After the service, refreshments will be served, also in keeping with what King Richard might have expected in his lifetime.
The food afterwards will make at least a nod in the direction of the 15th century, or at least to his Yorkshire connections, said Fr Henry. Though wild boar sausages are a little difficult to come by!
The skeleton of Richard III was found under a car park in Leicester in 2012. In the days before the reinterment service at Leicester Cathedral, the coffin will be taken to Leicester University and Bosworth Field, where the king was was killed in battle.
Following the Leicester Cathedral service, Richard IIIs body will lie in repose for three days before being reinterred.
Cardinal Vincent Nichols of Westminster will be part of the week-long run of events to mark the reinterment.
The cardinal will preach at a service of compline on the day the kings remains are received into the cathedral and will celebrate a Requiem Mass the next day at a nearby Catholic parish.
Dominican friars will also sing vespers at the cathedral in the run-up to the reinterment and Fr David Rocks OP, parish priest, will preach at a lunchtime Eucharist.
Too bad he won’t be buried at York. That’s politics for you.
ping
Thanks sneakers. Henry VIIth should be dug up and given the old-school punishment for high treason.
You’re welcome! And I agree!
Interesting how this usurper's foul acts circuitously led to Henry VII and Henry VIII, the Church of England, and gay clerics and gay marriage.
He blamed Richard III.
That's the kicker, isn't it? With all the good intentions of the mass and feast, they should have buried him in the same place as would have happened in the 15th c. In a Yorkish cemetery or catacomb.
Do they have catacombs in the UK? Not the burial plots of royalty under the church but real Romanesque catacombs?
The thing is, we don’t know what happened to the young princes in the tower. I took a college course recently on the Tudors and Stewart Dynasty and after 700yrs since, they still don’t know who made those boys disappear.
He was never charged and it was never proven that Richard III murdered the two children. Speculation yes, proven no.
How did Henry Tudor pull off that trick while in exile gathering his small army in Brittany? I would think the reigning monarch would have better control of things in the Tower and Richard’s nephews, both of whom held better claims to Edward IV’s than him, were ostensibly under his protection as regent and then outright king. Henry certainly had a motive and Shakespeare was certainly a Tudor apologist, but that doesn’t automatically exonerate the bent backed fellow in charge.
Edward the Fourth’s son was declared illegitimate by Parliament - that’s why he could not ascend to the throne. If Edward the Fourth - the Bill Clinton of his day - had ever kept his pants on, none of this would have happened. Bishop Stillington did the right thing in bringing this story forward.
Read Josephine Tey’s book “The Daughter of Time”. It’s an excellent argument for his innocence of this crime.

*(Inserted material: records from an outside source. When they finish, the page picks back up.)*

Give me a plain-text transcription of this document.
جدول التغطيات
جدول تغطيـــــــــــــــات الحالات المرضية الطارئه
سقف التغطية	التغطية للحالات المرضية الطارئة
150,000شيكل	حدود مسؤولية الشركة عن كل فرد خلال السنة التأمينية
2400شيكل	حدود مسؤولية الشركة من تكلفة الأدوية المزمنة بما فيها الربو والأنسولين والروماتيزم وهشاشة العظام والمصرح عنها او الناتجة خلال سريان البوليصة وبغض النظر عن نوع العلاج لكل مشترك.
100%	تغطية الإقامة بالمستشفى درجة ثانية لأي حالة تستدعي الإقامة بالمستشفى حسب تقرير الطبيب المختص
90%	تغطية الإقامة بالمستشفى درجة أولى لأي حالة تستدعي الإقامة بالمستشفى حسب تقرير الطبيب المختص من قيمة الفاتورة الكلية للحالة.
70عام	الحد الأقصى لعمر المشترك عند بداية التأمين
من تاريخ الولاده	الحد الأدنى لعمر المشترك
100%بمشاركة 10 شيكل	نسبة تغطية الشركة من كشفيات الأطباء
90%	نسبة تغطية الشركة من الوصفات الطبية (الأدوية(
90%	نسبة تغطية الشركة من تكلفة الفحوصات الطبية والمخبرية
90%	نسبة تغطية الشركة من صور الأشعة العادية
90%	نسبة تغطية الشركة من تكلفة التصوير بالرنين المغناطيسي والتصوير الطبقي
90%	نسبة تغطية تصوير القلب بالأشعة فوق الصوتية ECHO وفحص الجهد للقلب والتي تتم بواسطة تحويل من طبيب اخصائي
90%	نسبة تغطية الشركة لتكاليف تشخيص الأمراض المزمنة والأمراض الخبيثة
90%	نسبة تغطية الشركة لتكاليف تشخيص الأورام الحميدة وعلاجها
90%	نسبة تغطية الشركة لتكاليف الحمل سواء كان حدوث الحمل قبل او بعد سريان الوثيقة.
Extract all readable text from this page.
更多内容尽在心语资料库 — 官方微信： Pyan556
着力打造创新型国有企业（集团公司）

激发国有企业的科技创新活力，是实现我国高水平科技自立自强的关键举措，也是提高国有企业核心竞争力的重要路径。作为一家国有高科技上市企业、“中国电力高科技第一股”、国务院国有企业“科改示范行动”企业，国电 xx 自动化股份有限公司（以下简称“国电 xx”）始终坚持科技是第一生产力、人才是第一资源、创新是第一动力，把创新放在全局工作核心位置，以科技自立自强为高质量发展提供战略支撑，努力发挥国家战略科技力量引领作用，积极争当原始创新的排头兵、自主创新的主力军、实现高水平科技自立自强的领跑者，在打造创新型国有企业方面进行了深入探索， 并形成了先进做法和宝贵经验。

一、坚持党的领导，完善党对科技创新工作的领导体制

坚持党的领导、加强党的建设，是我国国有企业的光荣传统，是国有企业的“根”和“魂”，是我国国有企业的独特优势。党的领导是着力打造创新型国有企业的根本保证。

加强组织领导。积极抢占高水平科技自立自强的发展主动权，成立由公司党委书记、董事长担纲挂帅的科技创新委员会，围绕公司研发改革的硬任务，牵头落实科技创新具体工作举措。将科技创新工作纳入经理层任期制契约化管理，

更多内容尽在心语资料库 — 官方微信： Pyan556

They may have died at about the same time that Henry VII formally legitimized their elder sister Elizabeth of York by repealing Titulus Regius.
He did that to strengthen his own claim to the throne - but the moment he repealed Titulus Regius he also legitimized the Princes in the tower - who had far better claims than he did. This is why they had to die.
Motive I understand, but the evidence? You seem so sure about this. The bodies were discovered a few years ago but how and when they died / were murdered remains as far as I know a mystery. Are you part of that group of Richard III admirers who were also skeptical about his spinal deformity?
Bodies of young people (sex was undetermined) were found in the 17th century, not recently. The sexes are unknown and it was found in a mix of animal bones. Richard the Third was found with a Roman-era arrow head near him - some two feet below the carpark; some think the youths may be from as early as the Roman era - the Tower was built on top of a Roman fort. I believe they were found 8 feet below.
There’s no real evidence the boys died at all. They may have been smuggled out of England. All the Plantagenet children - including Richard - were often smuggled into Flanders during times of trouble. But it’s all speculation. Perhaps Perkin Warbeck was Richard, Duke of York. Even if the bones in the urn in Westminster Abby were found to be the princes, we still wouldn’t know who killed them or whether they died of illness. And if Richard had them killed - well, as Protector he was coming very close to being murdered himself. Most Protectors were murdered. But it would have been weirdly out of character.
Do you have a link or a hint about Edward’s other children? I’ve never heard of that. Are you thinking of Anne Mowbrey, Richard, Duke of York’s child bride? She was found fairly recently.